The Strathclyde research, led by physicist Prof Paul McKenna, promises to lead to much more compact ion sources that have previously been available. McKenna has been studying the effects of focusing a laser into plasma, a form of matter consisting of gaseous charged particles. The laser produces very high electric fields which accelerate the ions to high speeds over a very short length; typically about a thousand times shorter than the radio-frequency cavities (similar to a microwave oven) generally used in accelerators.

“One of the main challenges in accelerating ions using intense lasers is that the ultrafast processes occurring over the short duration of the laser pulse can make it difficult to optimise an individual acceleration mechanism,” McKenna said.
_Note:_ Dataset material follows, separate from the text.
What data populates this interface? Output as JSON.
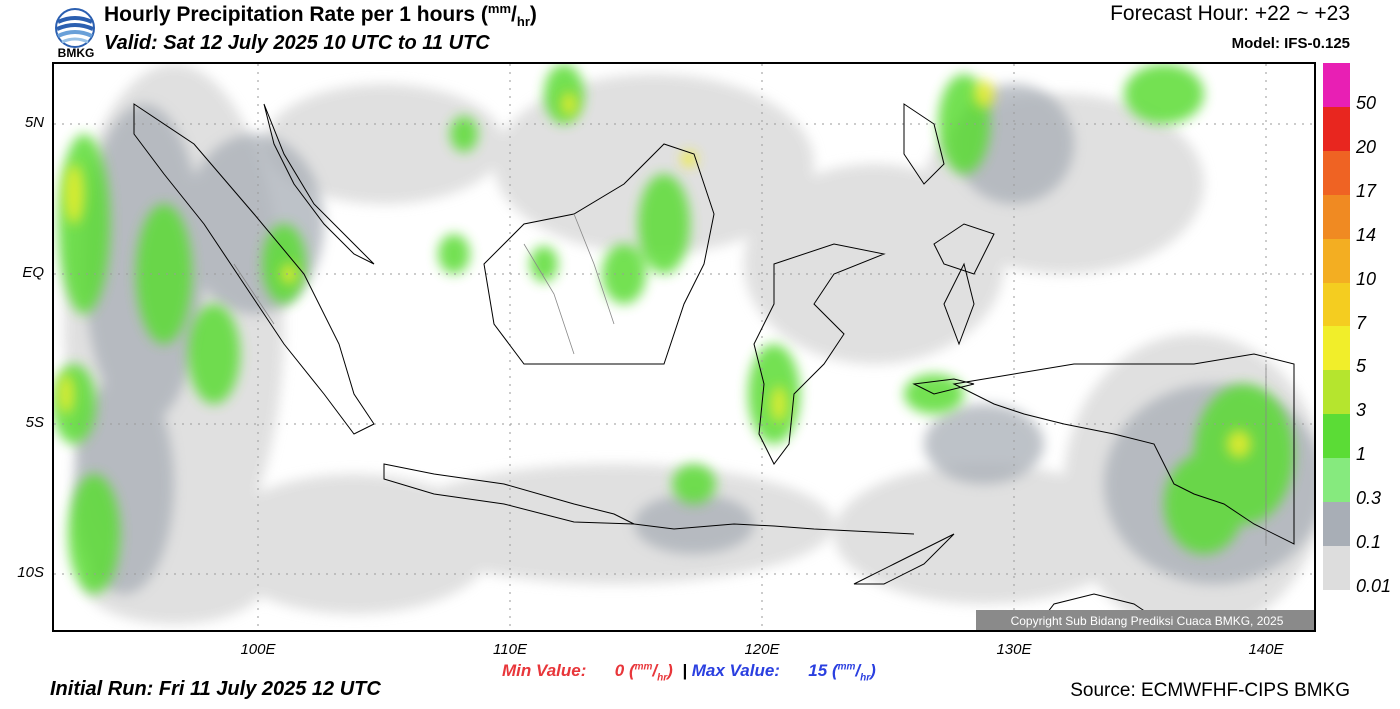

However, this can be avoided if the laser plasma acceleration is combined with other acceleration mechanisms, in what’s known as a hybrid scheme.

In a paper in Nature Communications, McKenna’s team describes a hybrid scheme where protons are accelerated in an ultra-thin polymer foil, tens of nanometres thick. Using the UK’s Vulcan petawatt laser system at the Science and Technology Facilities Council’s Central laser facility in Oxford’s Rutherford Appleton laboratory, the team focused polarised light of wavelength 1.053µm in picosecond pulses at the foil. The laser pulse generates a plasma from the polymer and accelerates hydrogen ions (protons) to speeds in the 100MeV range, which is useful for practical applications.

According to McKenna, this has potential for far more compact and cheaper particle beam tools. “A number of the promising applications of laser-accelerated ions require the ion energies to be increased,” he said. “ Our demonstration of high energy ion acceleration driven by a hybrid acceleration mechanism opens up a potential new route to enhancing and controlling laser-driven ion sources. A number of the promising applications of laser-accelerated ions require the ion energies to be increased."